What was it like to be in the 1960s? There are many answers to this. Mine is, I’m glad to say, rather feeble. I was on the edge of the great multitude, as we surged down the primrose path towards the eternal bonfire, hanging back a bit. Some people of my generation were even less involved. For poor hard-working citizens in industrial towns, the seductive music of the new age was faint and distant, and unexplained. It was obvious from the T.V. we all watched and the new radio stations we all listened to, that something was happening, but they did not know what it was and were rightly suspicious of it. For the privileged and young that music was a siren song, a luring, untrustworthy, sinister beauty that meant them no good. I have always compared it to the music of the Pied Piper. I was too young to appreciate it fully when it was at its height, but I was living among people who weren’t. So I was jealous of the liberation they were experiencing, but never quite in the midst of it. One thing I can say for sure is that it did exist as a distinct era, and that it was something about the music that enraptured us.

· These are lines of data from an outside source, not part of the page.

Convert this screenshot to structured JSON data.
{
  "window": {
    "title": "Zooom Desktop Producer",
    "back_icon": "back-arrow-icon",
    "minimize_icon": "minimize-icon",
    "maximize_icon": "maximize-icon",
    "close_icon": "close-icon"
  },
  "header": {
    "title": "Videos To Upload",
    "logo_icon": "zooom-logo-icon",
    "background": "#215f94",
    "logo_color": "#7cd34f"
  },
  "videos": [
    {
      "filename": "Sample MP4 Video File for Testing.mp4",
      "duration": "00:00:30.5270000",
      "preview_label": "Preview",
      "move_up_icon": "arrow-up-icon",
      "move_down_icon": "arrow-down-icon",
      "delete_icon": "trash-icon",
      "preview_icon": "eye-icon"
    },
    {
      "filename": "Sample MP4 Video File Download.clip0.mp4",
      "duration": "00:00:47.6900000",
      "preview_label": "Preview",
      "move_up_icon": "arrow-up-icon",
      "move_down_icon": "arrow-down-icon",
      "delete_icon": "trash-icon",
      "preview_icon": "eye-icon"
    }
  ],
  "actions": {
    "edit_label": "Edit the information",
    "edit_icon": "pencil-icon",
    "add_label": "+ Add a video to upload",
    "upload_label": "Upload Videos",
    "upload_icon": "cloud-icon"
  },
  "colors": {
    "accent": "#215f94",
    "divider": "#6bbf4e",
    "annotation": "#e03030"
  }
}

I was born in late 1951, so I was fourteen for most of the year 1966 when, in my opinion, the music, the fashions, and the morals of the new age really began to assert themselves. Later, I caught up reasonably quickly and got myself into all kinds of minor trouble on the edge of the new age. Thank heaven for the serious, puritanical Bolshevik politics which I first embraced in 1968, that most haunting year of all. The Leninist worldview exercised far more power over my mind and actions than the vestiges of childhood Protestantism could possibly have done. In particular, I then developed a view of drugs which I still hold. It is weak and dismal to escape reality by stupefying yourself: If you do not like the world as it is, try to change it.

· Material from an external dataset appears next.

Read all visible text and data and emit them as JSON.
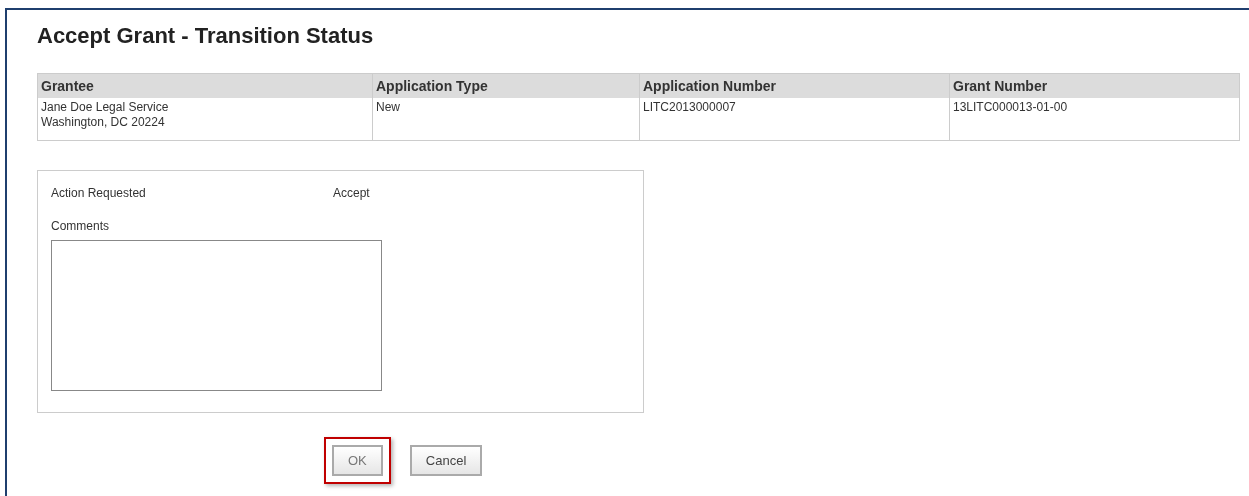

In May that year I imagined I could hear the police sirens and the shouts of French rioters on the Boulevard St Michel, far away across the Channel, and sniff the tear gas too. But I never tried to go. I was much less interested in the personal liberation that the students in Paris were demanding than I was in taking part in some kind of idealistic combat. Combat appealed to me, or so I thought. Now it very much does not. In August 1968, I was, if anything, even more jealous of the young men and women of Prague, who were taking on real tanks. I remember seeing a news bulletin in which a Soviet tank smashed a tram to one side in a single contemptuous charge. I realized for the first time what a serious object a tank is. It took me thirty years or so to make sense of these twin events, in Paris and Prague, and to see what connected them and why they still matter. They were, in an unexpected way, the rebirth of the revolutionary left which had failed in the U.S.S.R. and which has since succeeded so well. But instinctively I knew they were important.

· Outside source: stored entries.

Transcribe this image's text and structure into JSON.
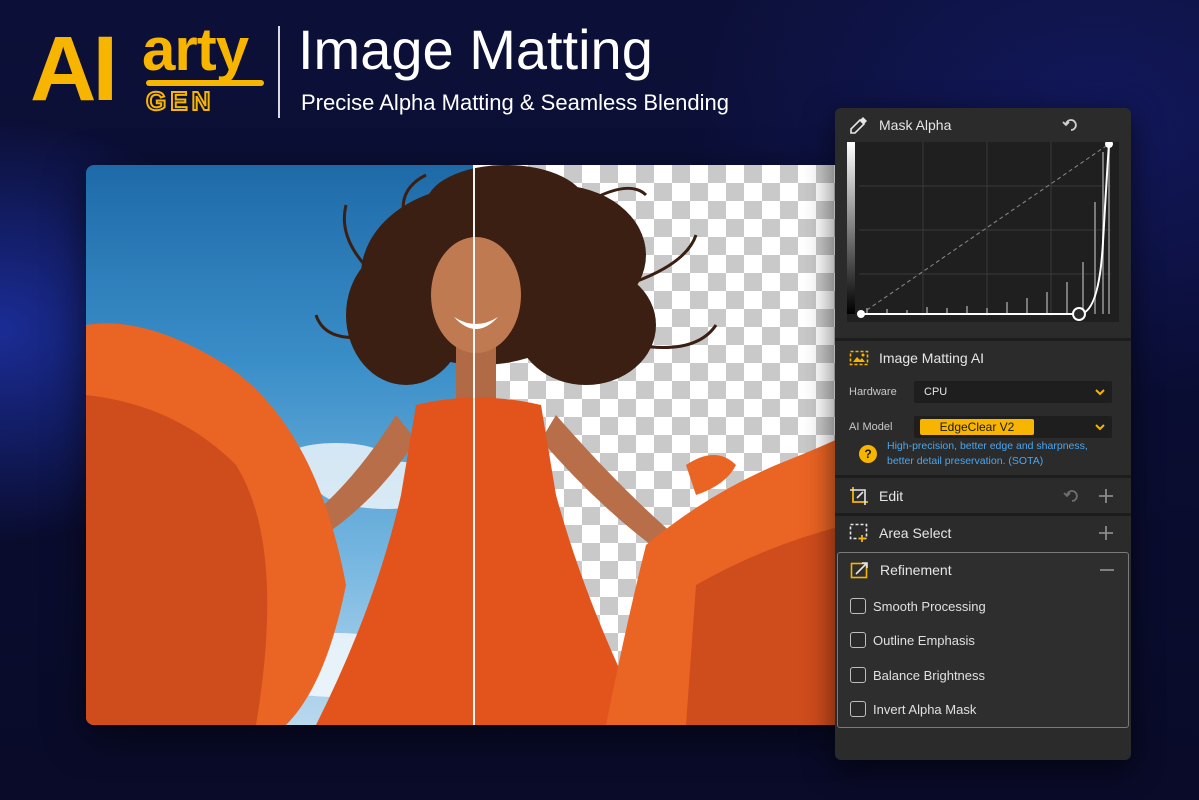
{
  "brand": {
    "logo_ai": "AI",
    "logo_arty": "arty",
    "logo_gen": "GEN",
    "accent_color": "#f7b500"
  },
  "header": {
    "title": "Image Matting",
    "subtitle": "Precise Alpha Matting & Seamless Blending"
  },
  "preview": {
    "left_view": "original-with-sky",
    "right_view": "transparent-checkerboard"
  },
  "panel": {
    "mask_alpha": {
      "label": "Mask Alpha",
      "icon": "eyedropper-icon",
      "reset_icon": "undo-icon"
    },
    "image_matting_ai": {
      "label": "Image Matting AI",
      "icon": "image-icon",
      "hardware_label": "Hardware",
      "hardware_value": "CPU",
      "model_label": "AI Model",
      "model_value": "EdgeClear  V2",
      "help_icon_text": "?",
      "help_text": "High-precision, better edge and sharpness, better detail preservation. (SOTA)"
    },
    "edit": {
      "label": "Edit",
      "icon": "crop-edit-icon"
    },
    "area_select": {
      "label": "Area Select",
      "icon": "marquee-select-icon"
    },
    "refinement": {
      "label": "Refinement",
      "icon": "refine-icon",
      "options": [
        {
          "label": "Smooth Processing",
          "checked": false
        },
        {
          "label": "Outline Emphasis",
          "checked": false
        },
        {
          "label": "Balance Brightness",
          "checked": false
        },
        {
          "label": "Invert Alpha Mask",
          "checked": false
        }
      ]
    }
  }
}
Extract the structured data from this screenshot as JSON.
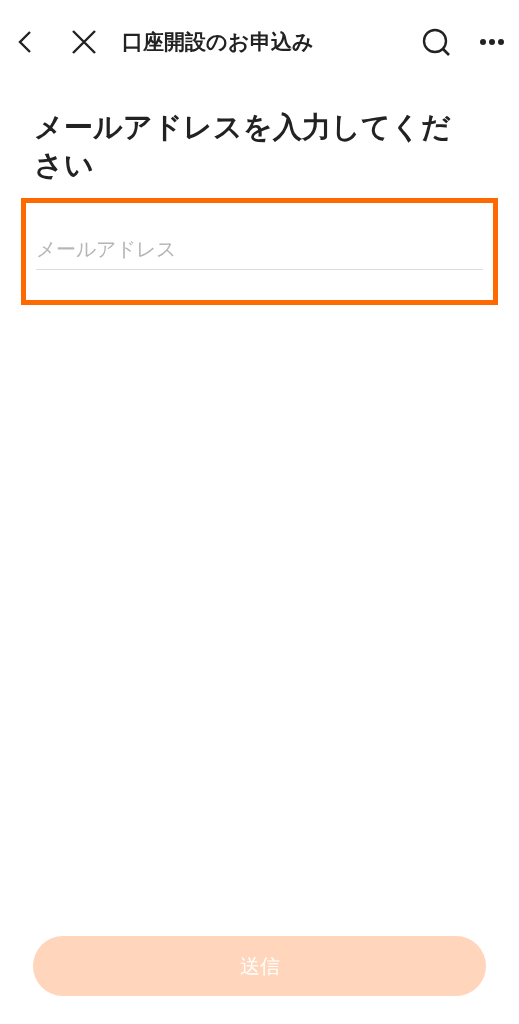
{
  "header": {
    "title": "口座開設のお申込み"
  },
  "heading": "メールアドレスを入力してください",
  "email_field": {
    "placeholder": "メールアドレス",
    "highlighted": true
  },
  "submit_button": {
    "label": "送信",
    "disabled": true
  }
}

Not long afterwards, a serious road accident made me even more of a prig than I was already. I was badly but not permanently hurt. I felt real fear and, seconds later, found it to be justified. This is no bad lesson. Drivers of cars in which I rode, after this event, sneered at me for insisting on wearing my seat belt, in those days optional and cumbersome. I often had to untangle the things, dusty and unused and sometimes crusted with old chewing gum blobs, before I could strap myself in. Many took my behavior as an insult to their driving. But I knew something that they did not about how quickly calm and safety can be torn to bits. I had also experienced the uncontrollable blaze of real pain, just short of blacking out, which took away forever my old desire for combat.
I more or less stopped listening to popular music at that point. I thought it was trivial, and mostly still do. The whole vocabulary of millions of my contemporaries became a mystery to me. They ceaselessly mention the names of what we used to call “groups” and now (mysteriously) call “bands,” and the names of their songs, assuming that I will know what they are talking about. I don’t. Unless it happened before somewhere around the autumn of 1969, it means as much to me as Burmese poetry.
Yet a few small snatches remain, usually plangent and in some way full of the longing for something never quite explained, which so many of us felt in those days. You can, by and large, keep the Beatles, but an unusual song called “Things We Said Today” still has the extraordinary, evocative power of cheap music to the full. If I hear it, I am transported back to the grey, sultry September afternoon when I first encountered it. I didn’t need to have it broadcast over and over again to know that I liked it.
There’s something similar in the voice of Sandy Denny in a couple of songs played by the British group Fairport Convention. But here is an odd thing. I recall being very taken with the first of the two, “Meet on the Ledge,” when it first swam on to my radio, perhaps in late 1968. I thought it was about death and loss, which wasn’t the main topic of the music of the time. I never heard the second, “Farewell, Farewell,” until about fifty years after it was recorded—but immediately liked it. It is definitely about death and loss, as Fairport Convention had by then been almost destroyed in a terrible road crash. It is an emphatic, melancholic goodbye to the 1960s, which is another reason why I like it. After an interlude of soft breezes and lotus eating, which ended badly, it was time to face the cold North Wind again.
There was one other small thing I liked from that era, again accidentally and not thanks to it coming from a big name or being heavily promoted. In 1968 the B.B.C. broadcast a one-hour T.V. play, called Hello, Good Evening and Welcome. It is impossible to imagine them doing anything so serious today. It examined the morals and pretensions of a celebrity television presenter with his own fashionable current affairs show. The recording is lost, but I still recall the way it glowed on the black-and-white screen, and the sharpness of the dialogue—though I have no idea now of what the plot was.
The fictional current affairs program had a musical interlude, featuring a group of the time called the Eclection. The song they played was entitled “Please.” If you read the lyrics now they would seem plain and hackneyed. But the power of the singer’s voice was extraordinary, thrilling, and moving—and it stayed with me. It even led me to find out what an eclection was. Then I more or less forgot about her and the Eclection till one idle afternoon after the Internet had exhumed all this lost material a few years ago. Then I learned that she was an Australian from Melbourne with the odd name of Kerrilee Male. She had a strikingly intelligent and beautiful face along with her extraordinary voice.
Why had she not become famous, in any of the ways, good and bad, in which the 1960s made young, talented people famous? In this case it was because, for reasons never stated in any of the few brief accounts of her life, she decided to quit the music business and return to ordinary life. Some of this emerged after her recent death, in her seventies, in her native Australia. She did not, it is said, like touring with the group. Who can say now what she saw and heard? Who can say, amid all the tragedies we have read and heard of since the 1960s, that she made the wrong choice?